Python 3 support on PyPI

At (and since) PyCon 2015, there has been interest in trying to get quantified numbers in relation to Python 3 adoption (see PyPI download numbers and uptake in the astronomy community). One number I am personally interested in is per-project adoption of Python 3. While the Python 3 Wall of Superpowers shows wide support for Python 3 with the top projects by download, I wanted to take a larger look at PyPI as a whole to measure project adoption.

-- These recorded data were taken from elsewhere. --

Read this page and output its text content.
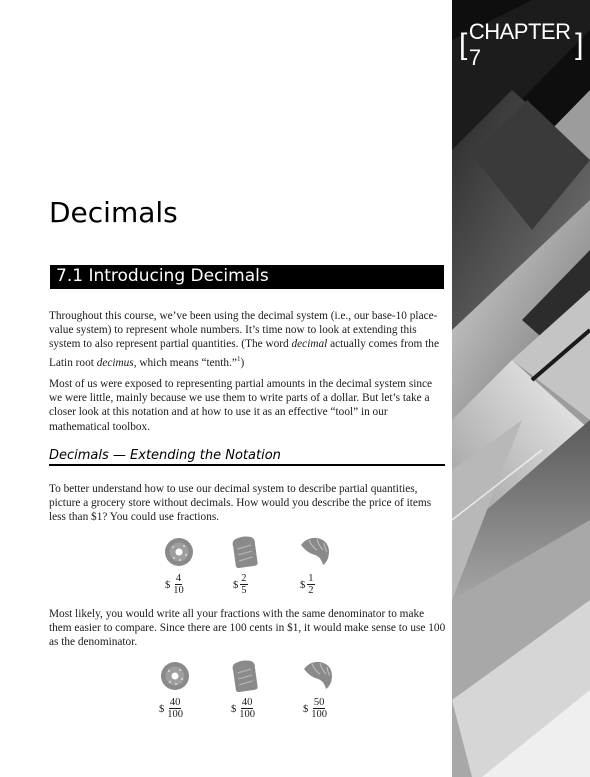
[ CHAPTER 7	]
Decimals
7.1 Introducing Decimals

Throughout this course, we’ve been using the decimal system (i.e., our base-10 place-value system) to represent whole numbers. It’s time now to look at extending this system to also represent partial quantities. (The word decimal actually comes from the Latin root decimus, which means “tenth.”$^1$)

Most of us were exposed to representing partial amounts in the decimal system since we were little, mainly because we use them to write parts of a dollar. But let’s take a closer look at this notation and at how to use it as an effective “tool” in our mathematical toolbox.

Decimals — Extending the Notation

To better understand how to use our decimal system to describe partial quantities, picture a grocery store without decimals. How would you describe the price of items less than $1? You could use fractions.

$ $\frac{4}{10}$	$ $\frac{2}{5}$	$ $\frac{1}{2}$

Most likely, you would write all your fractions with the same denominator to make them easier to compare. Since there are 100 cents in $1, it would make sense to use 100 as the denominator.

$ $\frac{40}{100}$	$ $\frac{40}{100}$	$ $\frac{50}{100}$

So I wrote a script that downloads the JSON data for every project on PyPI and then analyzes the data in various ways.

Methodology

The methodology I used was to classify a project as supporting Python 3 if its trove classifier said it did (in other words, putting a project in the "Python 3" bin means it at least supports Python 3 and may support Python 2 as well), the same goes for Python 2 classifying (although if the project supports Python 3 it goes in that bin instead), and all other cases being bucketed as "unknown". Unfortunately you will discover that the majority of projects don't have a trove classifier specifying what versions of Python they support. Because of this and knowing that Python 2 is still the dominant version of Python it might be tempting to automatically clump all unknown projects into the Python 2 bucket, but as caniusepython3's overrides file shows, Python 3 projects also don't always specify their trove classifiers properly. So while you can group all unknown projects into Python 2 as a simple worst-case scenario, it is also conservative and thus not totally accurate (as is anything where human beings are relied upon to provide the data). I just unfortunately don't know what the possible rate is for people leaving the trove classifier off of Python 3 projects without doing a random sample, so I have erred on the side of conservative and just clumped all unknown projects into the Python 2 bucket in any adoption rate numbers cited below (which are calculated by simply doing Python 3 / (Python 2 + unknown) so it's a ratio more than an overall percentage which means 100% would indicate half of all projects are in Python 3 and the other half are in Python 3).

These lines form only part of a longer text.